В доме было две гостиных – парадная, где уже накрыли стол, и маленькая, уютная, в ней помещались только два кресла и диван, толстые и цветастые, как взбесившаяся весенняя поляна. Наташе было там уютно, несмотря на украшающую стены коллекцию тонконогих большеусых жуков в специальных застекленных коробках-гробиках. Наташа на гробики старалась не смотреть. Будь Боба дома, он прогнал бы их в маленькую гостиную. Ему хотелось, чтобы все происходило согласно этикету – большие гости в большой гостиной, маленькие – в маленькой. Ну а в его отсутствие Нина с Наташей по извечной привычке двинули на кухню.
– У тебя здесь как в космическом корабле! – Нина взглянула на свои часы.

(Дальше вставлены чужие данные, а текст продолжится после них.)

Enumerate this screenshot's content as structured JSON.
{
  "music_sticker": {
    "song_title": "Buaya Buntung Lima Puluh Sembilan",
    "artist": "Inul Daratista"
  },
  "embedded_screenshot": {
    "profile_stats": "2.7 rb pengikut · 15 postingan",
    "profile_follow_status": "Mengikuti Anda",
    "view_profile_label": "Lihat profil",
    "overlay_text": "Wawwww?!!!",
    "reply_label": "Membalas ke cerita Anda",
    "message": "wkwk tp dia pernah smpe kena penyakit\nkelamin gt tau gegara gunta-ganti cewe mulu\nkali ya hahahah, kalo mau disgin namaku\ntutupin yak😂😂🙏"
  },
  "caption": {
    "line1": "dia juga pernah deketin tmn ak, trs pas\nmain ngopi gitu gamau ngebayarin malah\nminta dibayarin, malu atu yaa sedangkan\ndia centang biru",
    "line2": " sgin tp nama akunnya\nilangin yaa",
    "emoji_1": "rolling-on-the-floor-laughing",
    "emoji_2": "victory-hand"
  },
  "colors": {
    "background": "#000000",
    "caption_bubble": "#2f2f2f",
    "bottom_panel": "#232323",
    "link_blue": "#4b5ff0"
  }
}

В небольшой кухне со светлой дубовой мебелью со всех сторон разноцветным миганием пульсировали таймеры. Подрагивала зелеными цифрами «21.30» плита, ярко-синий сигнал «17.45» посылала микроволновая печь, красными точками вспыхивал музыкальный центр. Бобе нравилось покупать технику. Правда, он загорался интересом, как таймер, на время. Уважительно рассматривал новый предмет и забывал о нем навсегда. Наташа пользовалась только тем, что не было таким навязчивым, чайником например. Все остальное мигало впустую, бесполезно.
– Представляешь, какой сон мне приснился, – принялась откровенничать Нина.
Наташа сладострастно приготовилась слушать. Нина как-то особенно затейливо толковала сны. Жаль, что сама Наташа снов не видела, а если ей и снилось что-то, первая мысль при пробуждении была – как бы не дать сну растаять, чтобы успеть пересказать его Нине. Но как только сознание полностью возвращалось, сон улетучивался.
– Так вот, снится мне, что я рожаю. И лежу в роддоме на одной кровати с какой-то молодой девочкой.
– Тебе кровати, что ли, не хватило? Бедная ты моя!
– Девочка сталкивает меня с кровати на пол. Я лежу на полу, и тут приходит врач. И не удивляется, как будто у них так принято – на полу рожать. Врач говорит мне так небрежно: «У вас проблемы. Лейкоцитов много». Я рассердилась, спрашиваю: «Почему?» А он отвечает: «Старость не радость!»
– И какой же смысл в таком сне? – хихикнула Наташа.
– Это знаковый сон! Молодая девочка спихнула меня с кровати, значит, мне уже нельзя рожать. Нет места, понимаешь? Я уже не по праву там была, в роддоме... Старые мы для этого! – Гордая таким ловким толкованием сна, Нина довольно улыбнулась.
Наташа, горестно вздохнув, оглянулась на дверь и понизила голос:
– Знаешь, я только тебе могу сказать... я постоянно об этом думаю... ну, о том, что я старею, вот видишь, здесь! – Наташа показала на дрожащую сеточку тонких подглазных морщинок. – И здесь, и вот еще одна! – Она с привычной точностью тыкала пальцем в еле заметные тонкие линии на лбу и возле губ. – Я хочу сделать операцию! Это самое кардинальное – подтяжка. Раз – и все!
Наташа скупала все глянцевые журналы. Пролистывала небрежно, над рекламными объявлениями замирала, впивалась глазами в развязные обращения: «Вы не любите целлюлит? Только у нас ошеломляющий эффект»... «Мы сделаем ваше тело, лицо и душу моложе и счастливей!» Наташа не любила целлюлит и хотела сделаться моложе и счастливей. «Пластика век традиционно и без разреза». Наташа хотела традиционно и без разреза тоже хотела.
Как Алиса в Стране чудес, бросившаяся за кроликом вместо того, чтобы зевать под деревом, Наташа с робким восхищением вглядывалась в загадочные влекущие слова «мезотерапия», «фотосклерозирование», «миостимуляция», «липосакция», «перманентный макияж»... Заснуть пожилой лягушкой – проснуться юной царевной. Ее манило все, что обещало мгновенные кардинальные изменения... «Уменьшение объема щек». Может быть, ей надо? «Лазерная коррекция лопоухости с пожизненной гарантией». Наташа проверила свои уши – нет, это, пожалуй, ни к чему.
Журналы предлагали Наташе лечение аноргазмии и фригидности. Аноргазмия – это когда не бывает оргазма, догадалась Наташа. Нам не до собственных оргазмов, сначала исправим лопоухость и сократим щеки.